Many of our patients at New Hope Unlimited asks us which nuts are the best for them to include in their diet. We always include those delicious nuts called Pe-cans or Pe-khans. Which ever way you say the name, they are not only tasty but are also healthy.
The botanical name for the pecan is carya illinoinensis. The pecans rank number 2 behind peanuts, which is the favorite “nut”. The highest production of pecans is North and South Carolina, Georgia, Alabama, Florida, Louisiana, Arkansas, Oklahoma, Kansas, Texas, New Mexico, Arizona and California. The chewy, buttery pecan has never reached the elevated status of other foods native to this continent. There are sizeable growing operations in Israel, New South Wales, Australia, Nata and South Africa. Pecans have always been an important staple in the Native American food supply and they are the ones who taught the early colonists how to harvest, utilize and store pecans as an essential source of nourishment through the harsh winters.
Pecans offer a unique and amazing benefit to the human diet and are in the top 15 foods known for their antioxidant activity. According to the USDA, one of those antioxidants is vitamin E and may convey neurological and cell protection. This vitamin may also play a role in coronary heart disease prevention as it keeps blood lipids from oxidizing in your body, which equates to “rusting”. A phytochemical contributing to its antioxidant activity is ellagic acid. This keeps several carcinogenic properties from proliferating betacarotenes, lutein and zeaxanthin in pecans and helps rid your body of harmful free radicals, protecting it from disease, cancer and infection.
There are many minerals in pecans, such as manganese. The pecan offers a whopping 245% of the daily value per serving, and is very good for the heart. They also contain 65% of the daily value for copper and 33% in magnesium and zinc. Iron, calcium, phosphorus and selenium content in pecans are nutritional assets. One serving of pecans can give you a 48% daily value of thiamin, 42% daily value in fiber and 20% of protein, in one serving. Only 7 of the 78 grams of total fat are saturated. As studied by scientists, the pecans are rich in monounsaturated fats and recommended as a cholesterol-lowering food that can have cardiovascular disease-lowering effects, and can be eaten without increasing your body weight. A study reported a handful of pecans every day can help protect your nervous system by delaying age-related motor neuron degeneration that includes ALS and Lou Gehrig’s disease.
Toast the pecans in the oven for a delicious treat. Cover them with coconut oil and sprinkle with salt, and then bake in a preheated 350-degree oven for five minutes. . They can also be toasted in an iron skilled with some coconut oil to prevent them from sticking. Add the pecans and lower to medium heat. Stir, and when you smell a nutty toasting smell, your pecans are ready.

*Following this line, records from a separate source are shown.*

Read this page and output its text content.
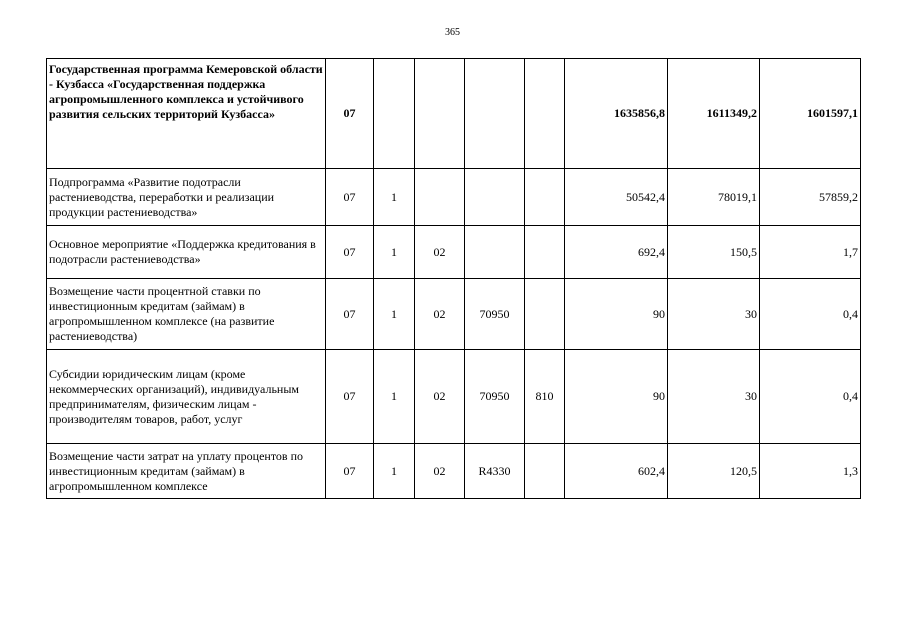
365
Государственная программа Кемеровской области - Кузбасса «Государственная поддержка агропромышленного комплекса и устойчивого развития сельских территорий Кузбасса»	07					1635856,8	1611349,2	1601597,1
Подпрограмма «Развитие подотрасли растениеводства, переработки и реализации продукции растениеводства»	07	1				50542,4	78019,1	57859,2
Основное мероприятие «Поддержка кредитования в подотрасли растениеводства»	07	1	02			692,4	150,5	1,7
Возмещение части процентной ставки по инвестиционным кредитам (займам) в агропромышленном комплексе (на развитие растениеводства)	07	1	02	70950		90	30	0,4
Субсидии юридическим лицам (кроме некоммерческих организаций), индивидуальным предпринимателям, физическим лицам - производителям товаров, работ, услуг	07	1	02	70950	810	90	30	0,4
Возмещение части затрат на уплату процентов по инвестиционным кредитам (займам) в агропромышленном комплексе	07	1	02	R4330		602,4	120,5	1,3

Use these as a snack or add to salads and other recipes. Be sure that you keep your eye on them as they are toasting though, or they can dry out quickly or burn. The pecan was honored by having April declared National Pecan Month. Texas has more than 70 million wild pecan trees and was officially designated the state tree by the Texas Legislature in 1919. This is a delicious, protein-rich food, and doesn’t take much to find a way to incorporate into your daily diet. Be inventive in your recipes to include this great, nutritional food. Only benefits can arise from including this nut in your diet.